Economía fósil e imaginarios neoliberales

Jaime Vindel

#53 /Julio-Agosto 2022

© Esperança Rabat

El origen de la economía fósil se remonta a la primera mitad del siglo xix. Fue entonces cuando el despliegue de la modernidad industrial implicó una serie de transformaciones de gran calado en la organización de las fábricas, que no pueden comprenderse al margen de los cambios en la matriz energética.

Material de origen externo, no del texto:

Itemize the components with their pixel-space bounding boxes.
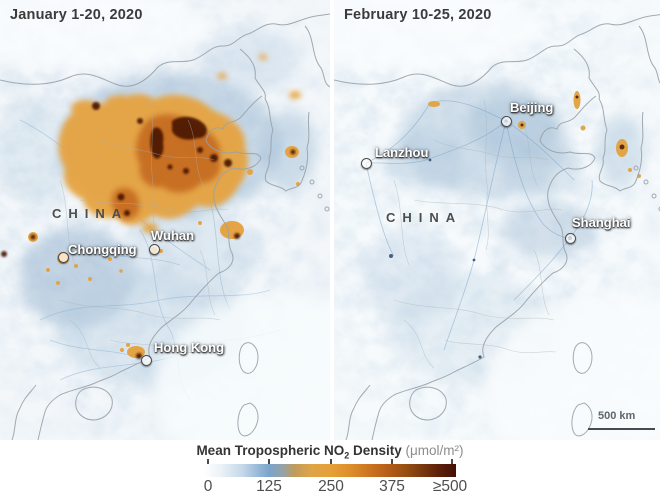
legend-title: Mean Tropospheric NO2 Density (μmol/m²) [0,443,660,461]
city-marker-wuhan [149,244,160,255]
colorbar-tick-0 [207,459,209,464]
city-marker-shanghai [565,233,576,244]
colorbar-label-500: ≥500 [432,478,468,495]
legend-colorbar [204,459,456,477]
sea-fade [0,0,330,440]
map-panel-january [0,0,330,440]
city-marker-lanzhou [361,158,372,169]
panel-title-february: February 10-25, 2020 [344,7,492,23]
colorbar-label-125: 125 [256,478,282,495]
map-canvas [0,0,660,440]
colorbar-tick-125 [268,459,270,464]
colorbar-tick-375 [391,459,393,464]
city-marker-beijing [501,116,512,127]
colorbar-tick-500 [451,459,453,464]
country-label-february: CHINA [386,210,463,225]
city-marker-chongqing [58,252,69,263]
colorbar-label-375: 375 [379,478,405,495]
sea-fade [334,0,660,440]
map-panel-february [334,0,660,440]
city-label-lanzhou: Lanzhou [375,145,429,160]
city-label-beijing: Beijing [510,100,554,115]
colorbar-tick-250 [330,459,332,464]
colorbar-label-0: 0 [203,478,213,495]
colorbar-label-250: 250 [318,478,344,495]
city-label-shanghai: Shanghai [572,215,631,230]
legend-title-suffix: Density [349,443,402,458]
city-label-hong-kong: Hong Kong [154,340,225,355]
scale-bar-line [588,428,655,430]
country-label-january: CHINA [52,206,129,221]
city-marker-hong-kong [141,355,152,366]
scale-bar-label: 500 km [598,410,636,422]
city-label-chongqing: Chongqing [68,242,137,257]
legend-unit: (μmol/m²) [405,443,464,458]
legend-title-main: Mean Tropospheric NO [196,443,345,458]
panel-title-january: January 1-20, 2020 [10,7,143,23]
city-label-wuhan: Wuhan [151,228,195,243]
legend-title-subscript: 2 [344,450,350,461]
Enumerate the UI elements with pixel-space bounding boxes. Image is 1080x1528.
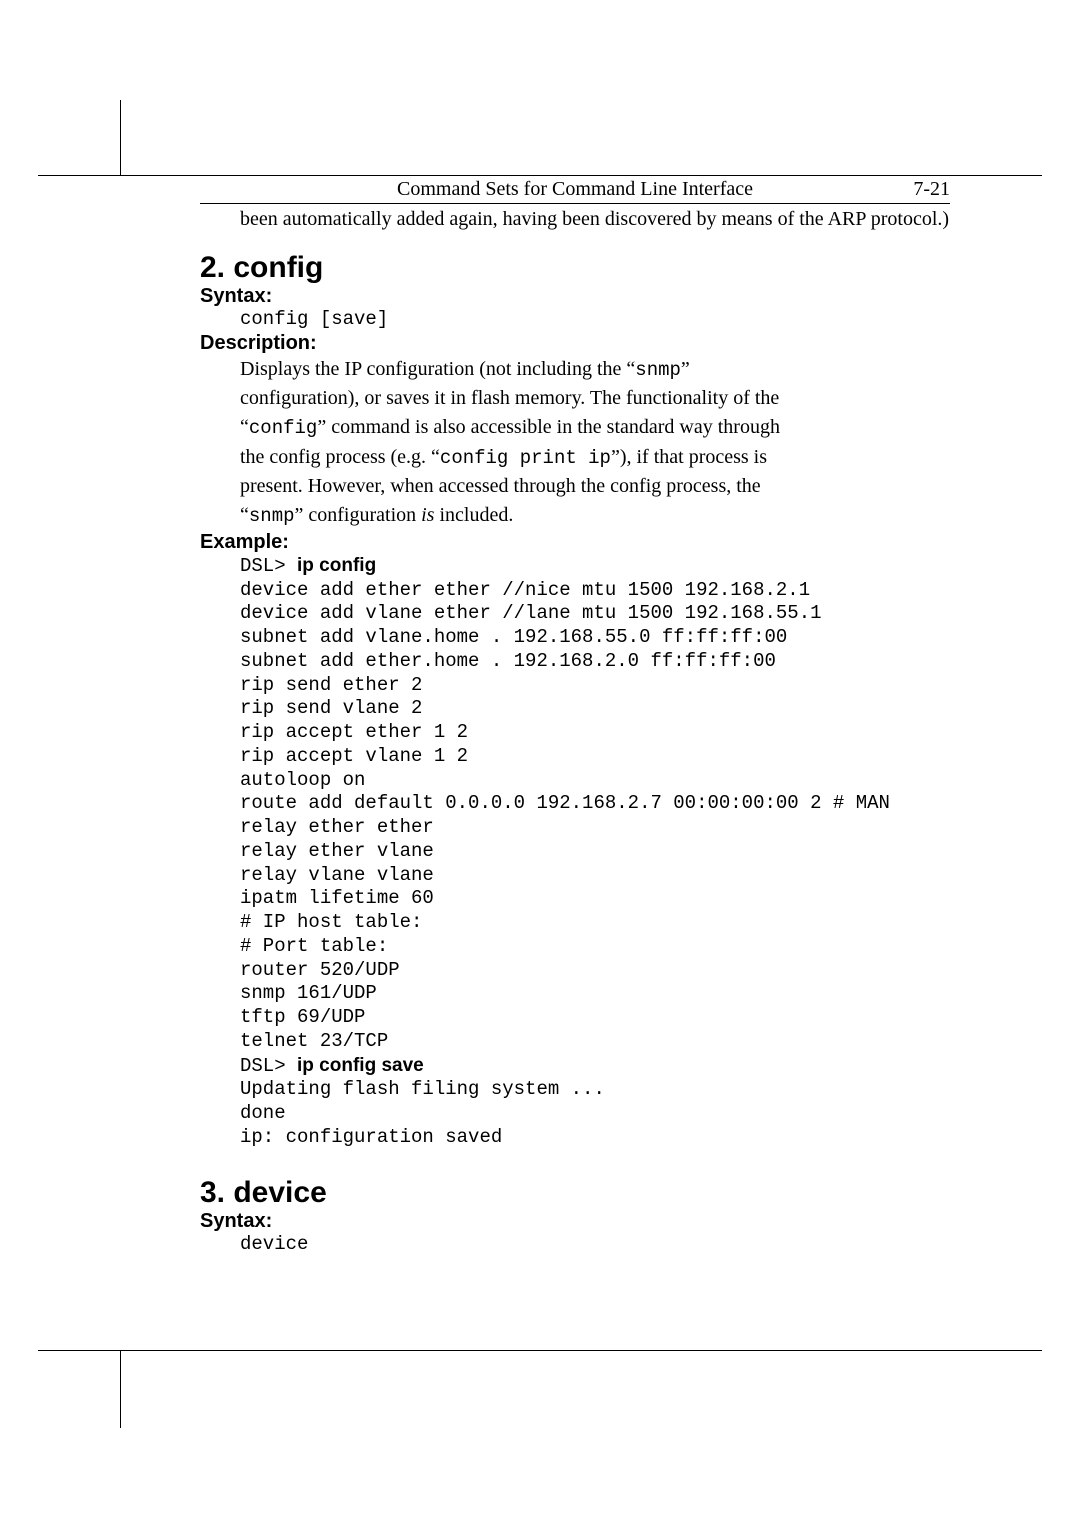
syntax-line-2: config [save]: [240, 308, 950, 332]
example-label-2: Example:: [200, 531, 950, 554]
t: ip config save: [297, 1055, 424, 1076]
t: ”: [681, 358, 690, 380]
t: ip config: [297, 555, 376, 576]
rule-top-right: [120, 175, 1042, 176]
rule-bottom-right: [120, 1350, 1042, 1351]
section-3-heading: 3. device: [200, 1176, 950, 1210]
t: is: [421, 504, 434, 526]
t: ” configuration: [295, 504, 422, 526]
page-number: 7-21: [913, 178, 950, 201]
desc-line-2: configuration), or saves it in flash mem…: [240, 384, 950, 413]
t: DSL>: [240, 1055, 297, 1077]
syntax-line-3: device: [240, 1233, 950, 1257]
example-prompt-2: DSL> ip config save: [240, 1054, 950, 1079]
t: “: [240, 416, 249, 438]
syntax-label-3: Syntax:: [200, 1210, 950, 1233]
desc-line-5: present. However, when accessed through …: [240, 472, 950, 501]
description-body-2: Displays the IP configuration (not inclu…: [240, 355, 950, 531]
rule-top-vertical: [120, 100, 121, 175]
t: ”), if that process is: [611, 446, 767, 468]
running-head-title: Command Sets for Command Line Interface: [397, 178, 753, 200]
description-label-2: Description:: [200, 332, 950, 355]
page: Command Sets for Command Line Interface …: [0, 0, 1080, 1528]
content-column: Command Sets for Command Line Interface …: [200, 178, 950, 1256]
desc-line-1: Displays the IP configuration (not inclu…: [240, 355, 950, 385]
example-block-1: device add ether ether //nice mtu 1500 1…: [240, 579, 950, 1054]
example-block-2: Updating flash filing system ... done ip…: [240, 1078, 950, 1149]
desc-line-4: the config process (e.g. “config print i…: [240, 443, 950, 473]
desc-line-6: “snmp” configuration is included.: [240, 501, 950, 531]
top-paragraph: been automatically added again, having b…: [240, 206, 950, 233]
t: ” command is also accessible in the stan…: [317, 416, 780, 438]
t: “: [240, 504, 249, 526]
rule-bottom-vertical: [120, 1350, 121, 1428]
t: included.: [434, 504, 513, 526]
t: snmp: [249, 505, 295, 527]
running-head: Command Sets for Command Line Interface …: [200, 178, 950, 201]
rule-top-left: [38, 175, 120, 176]
running-head-underline: [200, 203, 950, 204]
t: config: [249, 417, 317, 439]
t: Displays the IP configuration (not inclu…: [240, 358, 635, 380]
desc-line-3: “config” command is also accessible in t…: [240, 413, 950, 443]
t: config print ip: [440, 447, 611, 469]
t: the config process (e.g. “: [240, 446, 440, 468]
rule-bottom-left: [38, 1350, 120, 1351]
example-prompt-1: DSL> ip config: [240, 554, 950, 579]
t: DSL>: [240, 555, 297, 577]
syntax-label-2: Syntax:: [200, 285, 950, 308]
t: snmp: [635, 359, 681, 381]
section-2-heading: 2. config: [200, 251, 950, 285]
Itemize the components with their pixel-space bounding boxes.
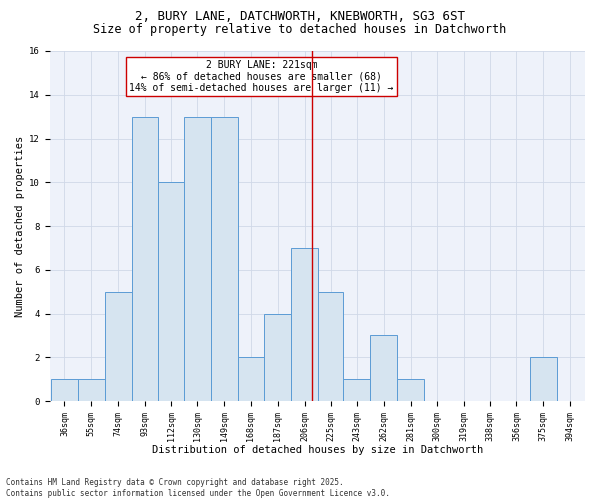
Text: Contains HM Land Registry data © Crown copyright and database right 2025.
Contai: Contains HM Land Registry data © Crown c… <box>6 478 390 498</box>
Bar <box>238 358 265 401</box>
Bar <box>51 379 78 401</box>
Bar <box>158 182 184 401</box>
Bar <box>211 116 238 401</box>
Bar <box>291 248 318 401</box>
Bar <box>370 336 397 401</box>
Y-axis label: Number of detached properties: Number of detached properties <box>15 136 25 316</box>
Text: 2 BURY LANE: 221sqm
← 86% of detached houses are smaller (68)
14% of semi-detach: 2 BURY LANE: 221sqm ← 86% of detached ho… <box>130 60 394 93</box>
Bar <box>78 379 105 401</box>
Bar <box>343 379 370 401</box>
Bar <box>530 358 557 401</box>
Bar <box>397 379 424 401</box>
Bar <box>131 116 158 401</box>
Text: 2, BURY LANE, DATCHWORTH, KNEBWORTH, SG3 6ST: 2, BURY LANE, DATCHWORTH, KNEBWORTH, SG3… <box>135 10 465 23</box>
Bar <box>318 292 343 401</box>
Text: Size of property relative to detached houses in Datchworth: Size of property relative to detached ho… <box>94 22 506 36</box>
Bar <box>265 314 291 401</box>
Bar <box>105 292 131 401</box>
X-axis label: Distribution of detached houses by size in Datchworth: Distribution of detached houses by size … <box>152 445 483 455</box>
Bar <box>184 116 211 401</box>
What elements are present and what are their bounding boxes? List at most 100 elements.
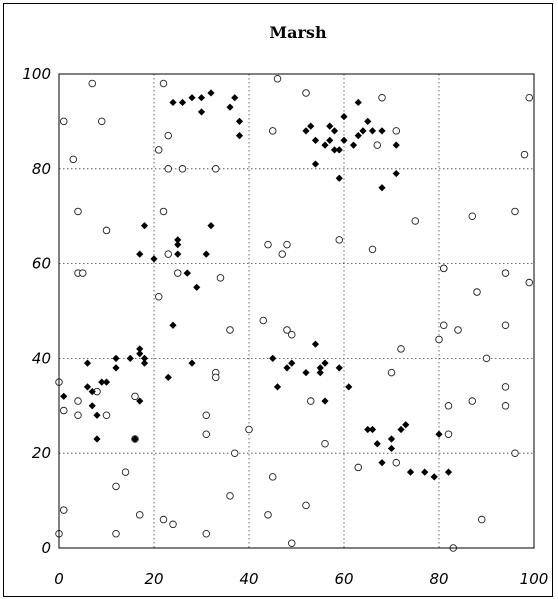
- data-point-open-circle: [525, 93, 534, 102]
- data-point-open-circle: [164, 165, 172, 173]
- data-point-open-circle: [112, 482, 120, 491]
- data-point-filled-diamond: [235, 117, 244, 125]
- data-point-open-circle: [392, 458, 401, 467]
- data-point-filled-diamond: [140, 354, 149, 362]
- data-point-open-circle: [154, 146, 163, 154]
- data-point-filled-diamond: [302, 369, 310, 377]
- data-point-filled-diamond: [136, 397, 144, 405]
- data-point-filled-diamond: [207, 89, 215, 97]
- data-point-open-circle: [60, 117, 68, 126]
- data-point-filled-diamond: [392, 169, 400, 178]
- data-point-open-circle: [440, 321, 448, 329]
- data-point-filled-diamond: [193, 283, 201, 291]
- x-tick-label: 100: [520, 570, 549, 588]
- data-point-open-circle: [164, 131, 172, 140]
- data-point-filled-diamond: [354, 132, 362, 140]
- data-point-filled-diamond: [140, 359, 149, 367]
- data-point-filled-diamond: [188, 94, 196, 102]
- data-point-filled-diamond: [169, 321, 177, 329]
- data-point-open-circle: [112, 530, 120, 538]
- data-point-open-circle: [230, 449, 239, 457]
- data-point-filled-diamond: [140, 222, 149, 230]
- x-tick-labels: 0 20 40 60 80 100: [54, 570, 548, 588]
- data-point-open-circle: [478, 515, 486, 524]
- data-point-filled-diamond: [174, 241, 182, 249]
- data-point-filled-diamond: [397, 425, 405, 434]
- data-point-open-circle: [159, 79, 168, 88]
- data-point-filled-diamond: [302, 127, 310, 135]
- data-point-open-circle: [74, 411, 82, 420]
- data-point-open-circle: [169, 520, 177, 529]
- data-point-filled-diamond: [93, 435, 101, 443]
- series-filled-diamonds: [60, 89, 453, 481]
- data-point-open-circle: [264, 240, 272, 249]
- data-point-filled-diamond: [93, 411, 101, 419]
- data-point-open-circle: [444, 430, 453, 438]
- y-tick-label: 60: [32, 255, 51, 273]
- chart-frame: Marsh 0 20 40 60 80 100 0 20 40 60 80 100: [3, 3, 553, 597]
- data-point-filled-diamond: [164, 373, 172, 381]
- data-point-open-circle: [482, 354, 491, 363]
- data-point-filled-diamond: [364, 117, 372, 125]
- data-point-filled-diamond: [387, 444, 396, 453]
- data-point-open-circle: [397, 345, 405, 353]
- data-point-open-circle: [173, 269, 182, 277]
- data-point-open-circle: [74, 397, 82, 405]
- data-point-filled-diamond: [150, 255, 158, 263]
- data-point-filled-diamond: [321, 397, 329, 405]
- series-open-circles: [55, 74, 534, 552]
- data-point-filled-diamond: [288, 359, 296, 367]
- data-point-open-circle: [60, 506, 68, 514]
- data-point-open-circle: [121, 468, 130, 476]
- data-point-filled-diamond: [406, 468, 415, 476]
- data-point-filled-diamond: [283, 364, 291, 372]
- data-point-filled-diamond: [378, 127, 386, 135]
- data-point-filled-diamond: [311, 340, 320, 348]
- x-tick-label: 60: [334, 570, 353, 588]
- data-point-open-circle: [520, 150, 529, 159]
- data-point-open-circle: [202, 411, 210, 420]
- data-point-filled-diamond: [112, 364, 120, 372]
- data-point-filled-diamond: [235, 132, 244, 140]
- data-point-filled-diamond: [136, 350, 144, 358]
- data-point-open-circle: [178, 165, 187, 173]
- plot-area-border: [58, 73, 535, 549]
- data-point-open-circle: [387, 368, 396, 377]
- data-point-open-circle: [288, 539, 296, 548]
- data-point-open-circle: [283, 326, 291, 334]
- data-point-filled-diamond: [326, 136, 334, 144]
- y-tick-label: 100: [22, 65, 51, 83]
- data-point-open-circle: [283, 240, 291, 249]
- data-point-filled-diamond: [169, 98, 177, 107]
- data-point-filled-diamond: [316, 369, 324, 377]
- data-point-filled-diamond: [321, 141, 329, 149]
- data-point-filled-diamond: [368, 425, 377, 434]
- data-point-filled-diamond: [311, 136, 320, 144]
- data-point-open-circle: [468, 212, 477, 220]
- data-point-filled-diamond: [231, 94, 239, 102]
- data-point-open-circle: [74, 207, 82, 216]
- data-point-open-circle: [368, 245, 377, 254]
- data-point-open-circle: [525, 278, 534, 287]
- data-point-filled-diamond: [307, 122, 315, 130]
- x-tick-label: 0: [54, 570, 64, 588]
- data-point-filled-diamond: [373, 440, 381, 448]
- data-point-filled-diamond: [188, 359, 196, 367]
- data-point-open-circle: [60, 406, 68, 415]
- data-point-open-circle: [373, 141, 382, 149]
- data-point-open-circle: [78, 269, 87, 277]
- data-point-open-circle: [88, 79, 96, 88]
- data-point-filled-diamond: [202, 250, 210, 258]
- data-point-filled-diamond: [335, 174, 343, 182]
- data-point-filled-diamond: [330, 146, 339, 154]
- y-tick-labels: 0 20 40 60 80 100: [22, 65, 51, 557]
- data-point-open-circle: [159, 515, 168, 524]
- data-point-open-circle: [511, 207, 519, 216]
- data-point-filled-diamond: [174, 250, 182, 258]
- scatter-chart: Marsh 0 20 40 60 80 100 0 20 40 60 80 100: [22, 23, 548, 588]
- data-point-filled-diamond: [435, 430, 443, 438]
- data-point-filled-diamond: [178, 98, 187, 107]
- data-point-filled-diamond: [430, 473, 438, 481]
- data-point-filled-diamond: [197, 94, 206, 102]
- data-point-filled-diamond: [183, 269, 191, 277]
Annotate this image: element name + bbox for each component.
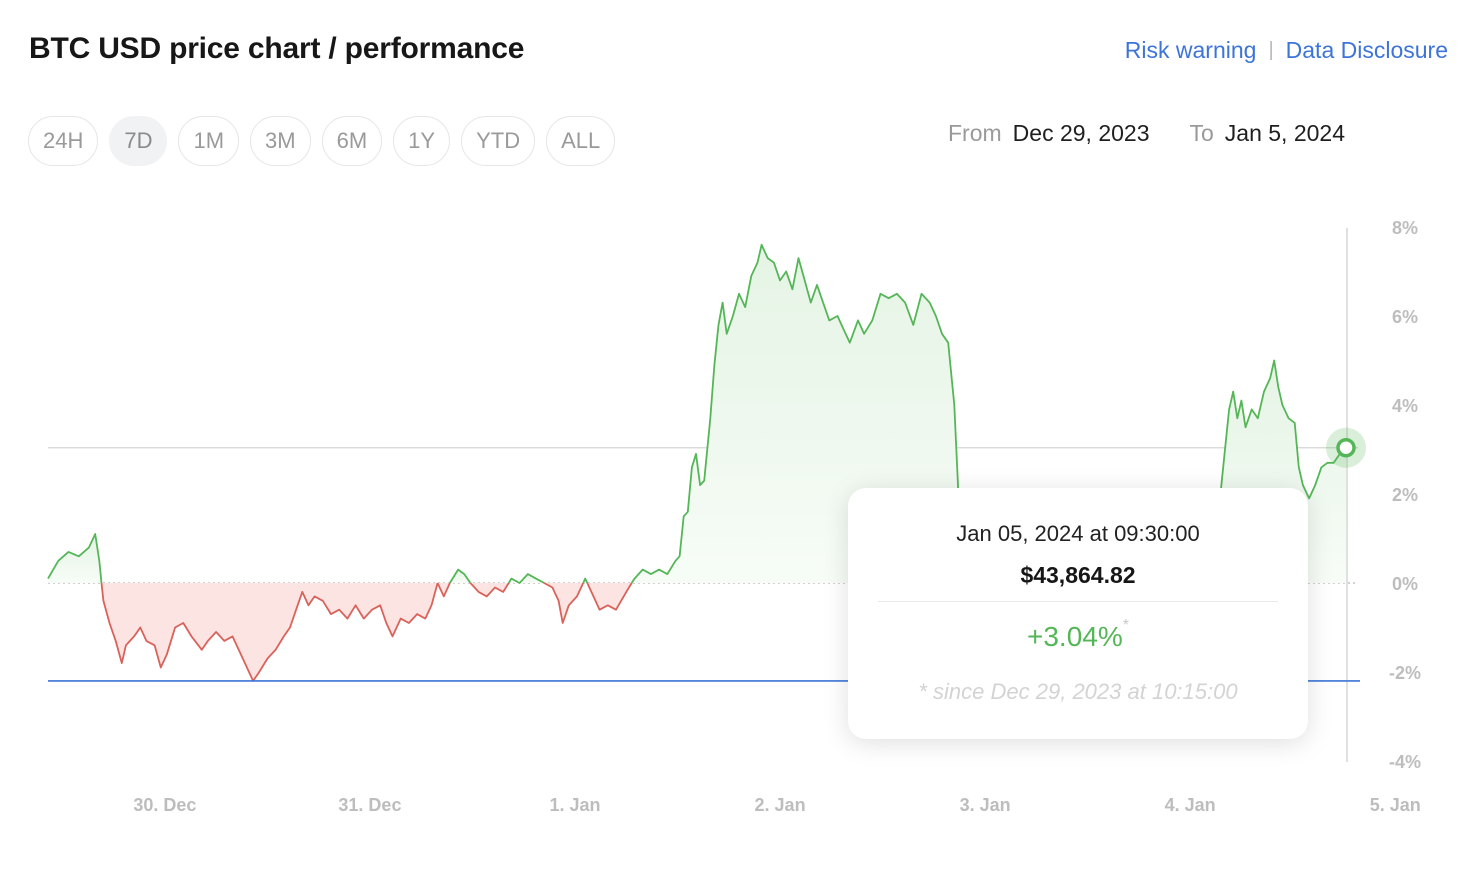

Externamente, las fábricas se convirtieron en parte de un entramado urbano en expansión, que debía dar respuesta a las necesidades básicas demandadas por la industria y los trabajadores «libres». Fábricas y trabajadores se concentraron en las ciudades como consecuencia de los procesos de expropiación de los comunes rurales, así como de las potencialidades de una nueva fuente de energía primaria, el carbón, cuyo transporte, almacenaje y conversión en trabajo útil era más viable para la clase capitalista. Frente a la intermitencia y el flujo de las energías renovables, cuyo empleo exigía procesos de planificación colectivos y cooperativos, la estabilidad física y el carácter divisible del stock se encontraba en sintonía con una cultura empresarial de signo individualista y competitivo (Malm, 2020). Internamente, la aplicación del carbón y la máquina de vapor implicó un nuevo régimen de trabajo fabril, en el que la explotación intensiva de la mano de obra y la mecanización estandarizada de la producción tomarían el mando (Giedion, 1978). La potencia de lo fósil se inscribió así en los cuerpos de los trabajadores como un nuevo régimen de poder.